My gitlab url is as:
origin [email protected]:myname/myproject.git (fetch) origin [email protected]:myname/myproject.git (push)
I have tried to update the git-url with the alternative ssh format:
origin ssh://[email protected]/myname/myproject.git (fetch) origin ssh://[email protected]/myname/myproject.git (push)

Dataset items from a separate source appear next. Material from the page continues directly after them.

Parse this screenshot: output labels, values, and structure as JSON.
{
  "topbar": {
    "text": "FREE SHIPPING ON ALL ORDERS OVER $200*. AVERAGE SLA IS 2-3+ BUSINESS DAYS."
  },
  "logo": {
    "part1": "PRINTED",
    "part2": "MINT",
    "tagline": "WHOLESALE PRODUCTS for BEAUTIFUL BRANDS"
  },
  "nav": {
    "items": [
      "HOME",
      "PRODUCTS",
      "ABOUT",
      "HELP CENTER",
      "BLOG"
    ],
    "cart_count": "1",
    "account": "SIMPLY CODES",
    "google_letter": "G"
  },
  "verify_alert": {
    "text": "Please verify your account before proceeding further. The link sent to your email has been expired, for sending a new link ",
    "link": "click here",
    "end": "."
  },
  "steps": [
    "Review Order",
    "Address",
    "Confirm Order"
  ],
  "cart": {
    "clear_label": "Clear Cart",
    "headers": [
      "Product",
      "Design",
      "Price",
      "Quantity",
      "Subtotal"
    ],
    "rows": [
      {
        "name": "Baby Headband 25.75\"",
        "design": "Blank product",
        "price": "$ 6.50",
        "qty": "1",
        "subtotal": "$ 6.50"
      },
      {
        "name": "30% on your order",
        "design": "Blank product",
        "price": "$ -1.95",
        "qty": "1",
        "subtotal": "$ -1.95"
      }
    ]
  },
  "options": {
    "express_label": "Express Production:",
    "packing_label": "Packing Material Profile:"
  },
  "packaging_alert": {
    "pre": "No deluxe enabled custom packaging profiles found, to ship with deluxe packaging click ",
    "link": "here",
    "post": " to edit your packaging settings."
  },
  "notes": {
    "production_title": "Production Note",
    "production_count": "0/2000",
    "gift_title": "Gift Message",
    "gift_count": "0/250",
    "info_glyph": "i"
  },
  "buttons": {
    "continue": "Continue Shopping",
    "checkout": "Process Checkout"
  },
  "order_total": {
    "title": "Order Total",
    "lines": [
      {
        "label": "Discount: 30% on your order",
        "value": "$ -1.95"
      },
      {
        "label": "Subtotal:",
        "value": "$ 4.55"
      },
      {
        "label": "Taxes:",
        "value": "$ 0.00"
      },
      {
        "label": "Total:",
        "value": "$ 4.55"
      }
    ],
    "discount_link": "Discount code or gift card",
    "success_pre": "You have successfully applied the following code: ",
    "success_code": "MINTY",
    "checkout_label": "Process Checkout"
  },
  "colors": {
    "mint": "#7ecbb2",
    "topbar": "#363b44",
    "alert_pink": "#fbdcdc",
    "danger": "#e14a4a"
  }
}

I have tried both port 22 and the alternative 443 - this is the
~/.ssh/config
file:Host gitlab.com RSAAuthentication yes IdentityFile ~/.ssh/id_rsa
Alternative:
Host gitlab.com Hostname altssh.gitlab.com User git Port 443 PreferredAuthentications publickey IdentityFile ~/.ssh/id_rsa
I have tried to use https connection (in vain).
Made new ssh keys (in vain).
I am lost with things to try and my branch is ahead of origin by a lot of commits. Am I missing something simple here to try out ?.
UPDATE
When removing ~/.ssh/config and issuing ssh -Tv [email protected]
it still does not work - I get:
OpenSSH_5.3p1, OpenSSL 1.0.1e-fips 11 Feb 2013
debug1: Reading configuration data /etc/ssh/ssh_config
debug1: Applying options for *
debug1: Connecting to gitlab.com [52.167.219.168] port 22.
debug1: connect to address 52.167.219.168 port 22: Connection refused
ssh: connect to host gitlab.com port 22: Connection refused
UPDATE 2 So it turns out that our institutional server does not whitelist gitlab.com because they - in contrast to, say, github.com, does not provide an official IP address range. My solution was to make a mount point from my workstation computer to the server containing my project, and then push/pull the git directory via the computer.